A Colorful Reunion among Cubans and Africans in Sierra Leone
Vicente Morin Aguado
HAVANA TIMES — This past November 2nd, on an invitation from photographer Sergio Leyva Seiglie, I attended an interesting exhibition titled Reencuentro (“Reunion”) which gathered photographs by this artist and sculptures by Alfredo Duquesne.
From their respective and unique points of view, the two artists captured a moving episode in the history of relations between Cuba and Sierra Leone, described by one of my colleagues in a previous Havana Times article.
The photographs and sculptures were put on display at Havana’s Casa de Africa, located on the corner of Obrapia and Mercaderes streets, which also afforded visitors a space where they could meet and converse with the artists, as well as share ideas with the director of a soon to be released documentary on the trip to Sierra Leone, the University of Sidney historian Emma Christopher.
It is impolite to ask a woman her age. It was interesting to learn, however, that, if she been born in Sierra Leone, the Australian researcher would probably not be among the living today, for, according to the statistics, this is one of the poorest countries in the world, with a life expectancy at birth of only 36 years.
Another reason for this short life expectancy can be caught sight of in some of Duquesne’s wooden sculptures: the consequences of a civil war that ravaged this African country for ten years, causing thousands of deaths and resulting in the mutilation of many, particularly as a result of the use of landmines (armaments which have been banned, internationally).
Despite so many calamities, history would finally treat us to this joy-filled encounter between members of the Ganga Longoba, a family of Yoruba practitioners whose oral traditions, reflected in the songs, dances and other rituals of the religion, survived at both shores of the Atlantic, standing the test of time, distance, the whims of politics and racism.
The origins of the Diago family, today living in the town of Perico, Matanzas (where a sugar refinery called the Santa Elena once operated) can be found in the slave trade, that is to say, the forceful relocation of African slaves to the Caribbean. In Cuba, slave owners would give their last names to their slaves.
After living among the people of Sierra Leone, Christopher traveled to Cuba to meet the folk music ensemble Ganga Longoba, who work to preserve the “black” dimension of our culture that they have tried to conceal from us since colonial times and which the pioneering efforts of researchers and artists like Fernando Ortiz, Alejandro Garcia Caturla and Nicolas Guillen (among others) have in part rescued.
The reunion in Sierra Leone was made possible by the consolidation of the complex religious universe of Yoruba brought about by poet and religious practitioner Romulo Latachañer’s La Santeria, which in turn draws from Don Fernando’s Los Negros Brujos (“The Black Sorcerers”).
Today, Sierra Leone appears to be moving definitively towards peace, putting behind the ethnic conflicts of the previous decade.

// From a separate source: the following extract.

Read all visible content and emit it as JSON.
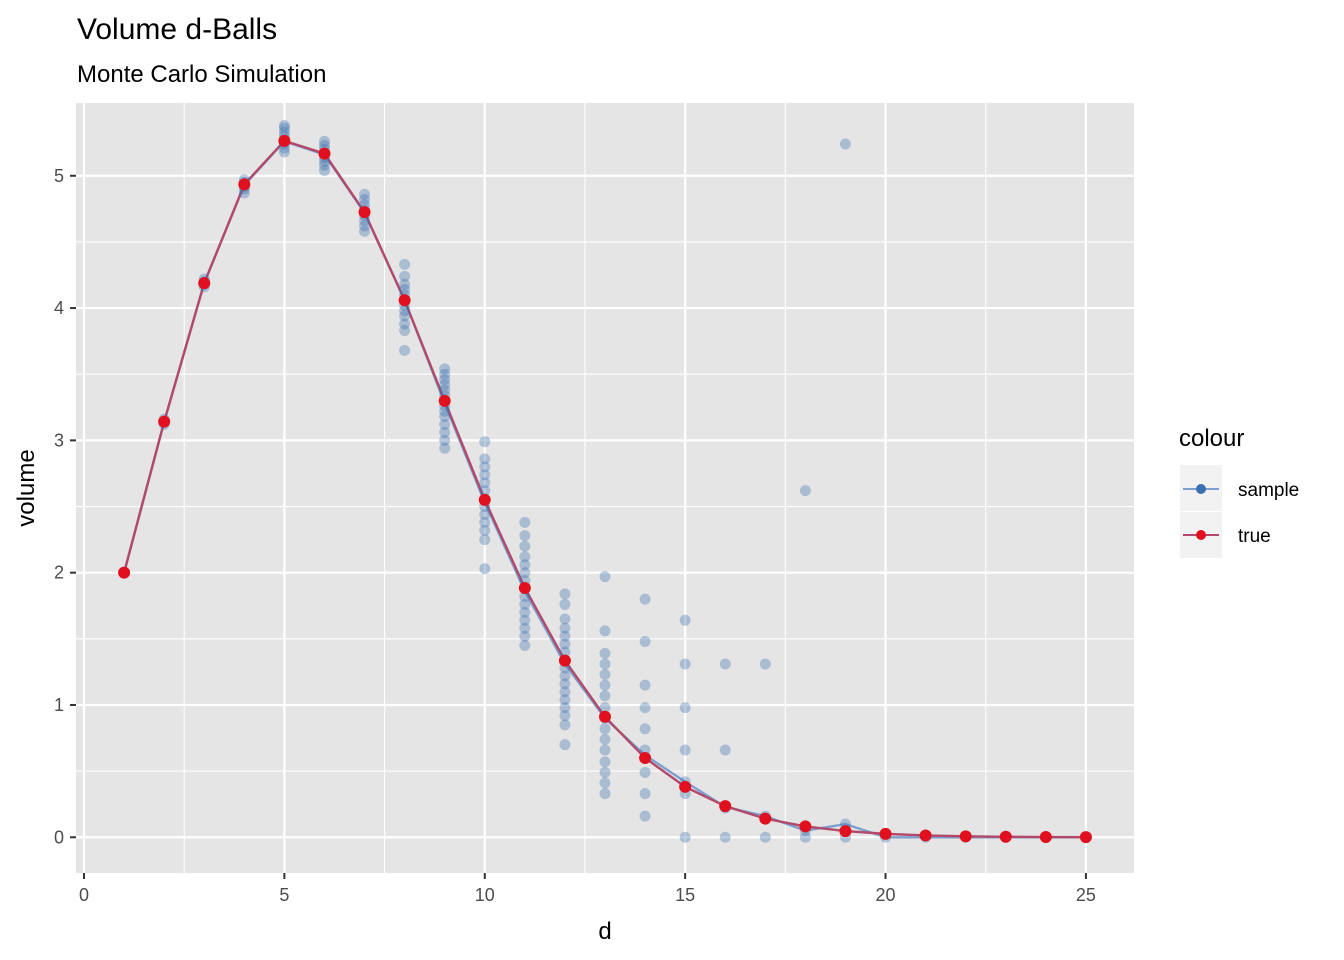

I hope the country’s abundant natural resources, particularly its precious stones and diamonds, will bring about the longed-for prosperity of this country that was systematically plundered by the Western powers that ravaged Africa for centuries, part of a continent that suffered the scourge of Capital like no other, a continent that, in the wise words of Karl Marx, came into the world completely covered in blood and filth.
I asked Emma Christopher for a written comment, and this is what she wrote: Sierra Leone is a beautiful, wonderful country with fantastic people. It is calm and totally safe. Anybody with Sierra Leonean heritage should be extremely proud to be from such a great place.
The one bright side to the nefarious slave trade is the African culture that has always defined us as a people. I hope its marvelous kaleidoscope will continue to turn and spread color around us.
Vicente Morín Aguado: [email protected]
This article was very interesting and I followed the links and read the whole series. I just returned from working in Sierra Leone and would like to point out two factual errors about the Sierra Leone war that are in this article. First, mutilations did not happen from landmines but from amputations (mostly of hands and arms) by two of the factions in the war. Second, the war was not an ethnic war but was an invasion of rebels (supported by Ghadaffi and Liberia) who were attempting to overthrow the corrupt one-party state. Check Wikipedia for these facts. Congratulations on making the trip to Sierra Leone and researching your heritage. The people there really are friendly and hospitable.